Palavras-chave: Fissura Palatina; Tuba Auditiva; Ventilação da Orelha Média; Otite; Audição.

 

INTRODUÇÃO

As fissuras labiopalatinas (FLP) são malformações congênitas, nas quais as duas metades laterais do palato não se fundem, ocorrendo durante o desenvolvimento embrionário, entre a quarta e a 12ª semanas de gestação. São comuns, entre as malformações que atingem a face do ser humano, com prevalência média entre um e dois indivíduos para cada 1.000 nascimentos.1 No Brasil essa incidência oscila em torno de 1:650,2 o que se aproxima dos dados epidemiológicos em populações brancas de europeus e americanos que variam, respectivamente, entre 1:500 e 1:768 nascimentos.3

As crianças com FLP têm alta prevalência de otite média com efusão,4 doença que determina disacusia tipo condutiva, de grau leve a moderado, frequentemente encontrada em crianças em idade pré-escolar e escolar. Essa idade é fundamental na aquisição de linguagem falada e escrita, no relacionamento e convívio social.4

Na literatura especializada verificou-se grande variedade de pesquisas relacionadas ao tratamento de otites médias com efusão (OME) das crianças portadoras de FLP. Esses trabalhos são realizados para desenvolver estratégias de tratamento que possam minimizar os efeitos auditivos e as sequelas estruturais em membrana timpânica e cadeia ossicular. Alguns autores preconizam o tratamento clínico e cirúrgico com introdução de tubos de ventilação precocemente, antes da manifestação dos sinais ou sintomas da OME, outros adotam conduta conservadora, aguardando os sinais da disfunção da tuba auditiva para indicação do tratamento.

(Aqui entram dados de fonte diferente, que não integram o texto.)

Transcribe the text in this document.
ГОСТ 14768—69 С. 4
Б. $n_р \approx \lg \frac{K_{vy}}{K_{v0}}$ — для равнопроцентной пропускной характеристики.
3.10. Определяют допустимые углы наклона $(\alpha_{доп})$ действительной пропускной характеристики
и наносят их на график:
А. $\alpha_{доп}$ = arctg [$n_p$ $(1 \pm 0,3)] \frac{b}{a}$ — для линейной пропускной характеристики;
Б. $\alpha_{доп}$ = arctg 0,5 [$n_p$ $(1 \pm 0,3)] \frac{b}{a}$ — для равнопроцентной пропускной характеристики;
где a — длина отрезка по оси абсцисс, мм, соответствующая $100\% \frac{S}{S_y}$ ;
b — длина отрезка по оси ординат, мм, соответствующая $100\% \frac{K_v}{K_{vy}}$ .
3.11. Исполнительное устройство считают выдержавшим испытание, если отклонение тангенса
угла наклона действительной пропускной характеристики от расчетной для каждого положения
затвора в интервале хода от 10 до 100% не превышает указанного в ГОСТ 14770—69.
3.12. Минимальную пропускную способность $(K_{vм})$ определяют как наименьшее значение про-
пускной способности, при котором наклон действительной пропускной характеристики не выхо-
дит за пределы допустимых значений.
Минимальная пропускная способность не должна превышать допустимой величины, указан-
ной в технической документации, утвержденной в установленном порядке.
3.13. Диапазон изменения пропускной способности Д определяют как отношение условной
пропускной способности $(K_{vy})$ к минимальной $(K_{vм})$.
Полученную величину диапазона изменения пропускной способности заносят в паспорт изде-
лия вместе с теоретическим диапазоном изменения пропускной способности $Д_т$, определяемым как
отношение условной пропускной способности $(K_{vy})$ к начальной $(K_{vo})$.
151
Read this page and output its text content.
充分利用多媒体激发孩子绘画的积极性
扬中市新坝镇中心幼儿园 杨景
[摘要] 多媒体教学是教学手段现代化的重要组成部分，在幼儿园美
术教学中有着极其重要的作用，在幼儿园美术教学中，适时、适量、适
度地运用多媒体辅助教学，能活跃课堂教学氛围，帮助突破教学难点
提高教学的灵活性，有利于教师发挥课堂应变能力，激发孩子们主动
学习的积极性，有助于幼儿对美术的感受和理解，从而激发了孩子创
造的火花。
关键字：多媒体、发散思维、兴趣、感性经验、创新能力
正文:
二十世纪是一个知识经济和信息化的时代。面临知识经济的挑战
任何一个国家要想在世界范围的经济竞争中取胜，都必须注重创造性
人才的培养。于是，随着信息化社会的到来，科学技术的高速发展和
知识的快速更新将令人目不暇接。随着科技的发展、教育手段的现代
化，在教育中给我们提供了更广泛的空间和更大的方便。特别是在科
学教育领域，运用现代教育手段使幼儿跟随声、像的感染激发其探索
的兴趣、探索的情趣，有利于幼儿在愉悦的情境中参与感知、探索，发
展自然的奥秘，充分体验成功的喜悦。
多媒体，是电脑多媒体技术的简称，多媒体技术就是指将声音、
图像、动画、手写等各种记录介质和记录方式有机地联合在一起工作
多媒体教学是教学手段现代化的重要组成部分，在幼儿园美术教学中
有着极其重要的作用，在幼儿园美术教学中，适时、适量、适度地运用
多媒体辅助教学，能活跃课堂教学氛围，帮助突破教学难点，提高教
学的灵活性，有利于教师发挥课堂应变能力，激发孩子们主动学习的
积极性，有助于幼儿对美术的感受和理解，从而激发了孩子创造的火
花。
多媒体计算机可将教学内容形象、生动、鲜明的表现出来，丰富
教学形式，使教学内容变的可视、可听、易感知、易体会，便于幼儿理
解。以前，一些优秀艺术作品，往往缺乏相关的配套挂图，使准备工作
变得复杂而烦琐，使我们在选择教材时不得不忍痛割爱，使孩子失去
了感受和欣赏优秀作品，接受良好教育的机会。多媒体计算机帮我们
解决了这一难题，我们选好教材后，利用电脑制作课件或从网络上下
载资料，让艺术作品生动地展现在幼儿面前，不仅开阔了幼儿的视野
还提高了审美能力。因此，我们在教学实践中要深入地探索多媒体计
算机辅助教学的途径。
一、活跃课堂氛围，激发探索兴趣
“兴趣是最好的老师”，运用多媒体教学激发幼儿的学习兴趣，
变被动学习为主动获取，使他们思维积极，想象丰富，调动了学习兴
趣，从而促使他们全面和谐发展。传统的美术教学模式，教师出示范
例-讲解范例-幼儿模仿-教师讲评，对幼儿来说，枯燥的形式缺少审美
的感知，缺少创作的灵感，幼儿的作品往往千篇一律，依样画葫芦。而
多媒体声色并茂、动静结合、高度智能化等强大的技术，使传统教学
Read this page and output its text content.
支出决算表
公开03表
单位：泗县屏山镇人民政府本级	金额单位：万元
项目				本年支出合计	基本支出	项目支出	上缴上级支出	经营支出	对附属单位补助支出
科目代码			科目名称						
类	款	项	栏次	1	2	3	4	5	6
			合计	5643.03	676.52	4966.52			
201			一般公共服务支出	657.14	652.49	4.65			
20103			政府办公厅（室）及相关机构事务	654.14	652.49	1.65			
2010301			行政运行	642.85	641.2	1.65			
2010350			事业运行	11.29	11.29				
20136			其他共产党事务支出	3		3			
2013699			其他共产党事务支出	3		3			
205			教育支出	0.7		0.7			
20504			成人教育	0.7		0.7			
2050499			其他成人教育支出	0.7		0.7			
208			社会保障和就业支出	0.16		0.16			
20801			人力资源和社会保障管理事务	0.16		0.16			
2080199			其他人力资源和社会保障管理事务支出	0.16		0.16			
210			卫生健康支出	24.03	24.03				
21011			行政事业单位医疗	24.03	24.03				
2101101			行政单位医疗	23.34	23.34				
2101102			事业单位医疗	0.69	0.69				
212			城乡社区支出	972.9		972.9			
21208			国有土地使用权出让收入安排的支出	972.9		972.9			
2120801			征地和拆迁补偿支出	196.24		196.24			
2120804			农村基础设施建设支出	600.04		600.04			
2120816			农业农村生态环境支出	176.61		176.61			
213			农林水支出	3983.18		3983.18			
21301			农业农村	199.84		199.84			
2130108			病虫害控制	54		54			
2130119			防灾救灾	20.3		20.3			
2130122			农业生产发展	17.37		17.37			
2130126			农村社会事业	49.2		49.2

Há que se considerar ainda que, decorrente das dificuldades de comunicação e aprendizado, é grande o impacto dessa malformação na qualidade de vida das crianças e de seus familiares. Este trabalho objetiva rever o que tem sido realizado em conceituados centros de tratamento de anomalias craniofaciais.

 

EQUIPE MULTIDISCIPLINAR

A Organização Mundial de Saúde recomenda que os serviços que atendem pacientes portadores de FLP devem contar com equipe multidisciplinar composta de psicólogo, enfermeira, cirurgião, ortodontista, fonoaudiólogo, otorrinolaringologista, geneticista, serviço social (custeio de deslocamentos) e dentista; e que a habilidade e experiência na sua abordagem requerem dos cirurgiões de palato, ortodontistas e fonoaudiólogos o atendimento de pelo menos 40 a 50 novos casos por ano com essa malformação.5

 

FISIOPATOLOGIA DA OTITE MÉDIA COM EFUSÃO EM PORTADORES DE FISSURAS LABIOPALATINAS

As FLPs e palatinas resultam em aspecto facial anormal e defeitos na fala.1 Além disso, as fissuras palatinas resultam também em anormalidades de inserção e função do músculo tensor do véu palatino, fundamental na manutenção fisiológica da tuba auditiva (TA).6 Devido à falta de ventilação da orelha média, há acúmulo de líquido estéril em seu interior, daí a instalação de otite média crônica com efusão, que é responsável pela perda auditiva condutiva, de grau leve a moderado, e reversível. Esse grupo é muito vulnerável em relação à saúde auditiva e deve ser tratado precocemente, pois uma via auditiva perfeita é fundamental para a aquisição de linguagem falada e escrita.4,6

 

DIAGNÓSTICO E TRATAMENTO DA OTITE MÉDIA COM EFUSÃO

O diagnóstico e tratamento precoces das otites especialmente com a inserção de tubos de ventilação parece ser a principal conduta na prevenção da perda auditiva e suas consequências funcionais, sociais e psicológicas.6

Em 2004, a Academia Americana de Pediatria, Academia de Médicos de Família e Academia Americana de Otorrinolaringologia e Cirurgia Cervicofacial criaram o Subcomitê de Otite Média com Efusão (OME), composto de especialistas em cuidados primários, otorrinolaringologia, doenças infecciosas, epidemiologia, audição, fala e linguagem e cuidados de enfermagem, para revisões nos guias de diretrizes para o tratamento dessa afecção. Esse documento define a OME como a existência de fluido em ouvido médio sem sinais ou sintomas de infecção aguda. Esse líquido persistente no ouvido médio resulta na diminuição da mobilidade da membrana timpânica e atua como barreira à condução do som. Pode ocorrer devido à função deficiente da TAou como resposta inflamatória que segue otite média aguda.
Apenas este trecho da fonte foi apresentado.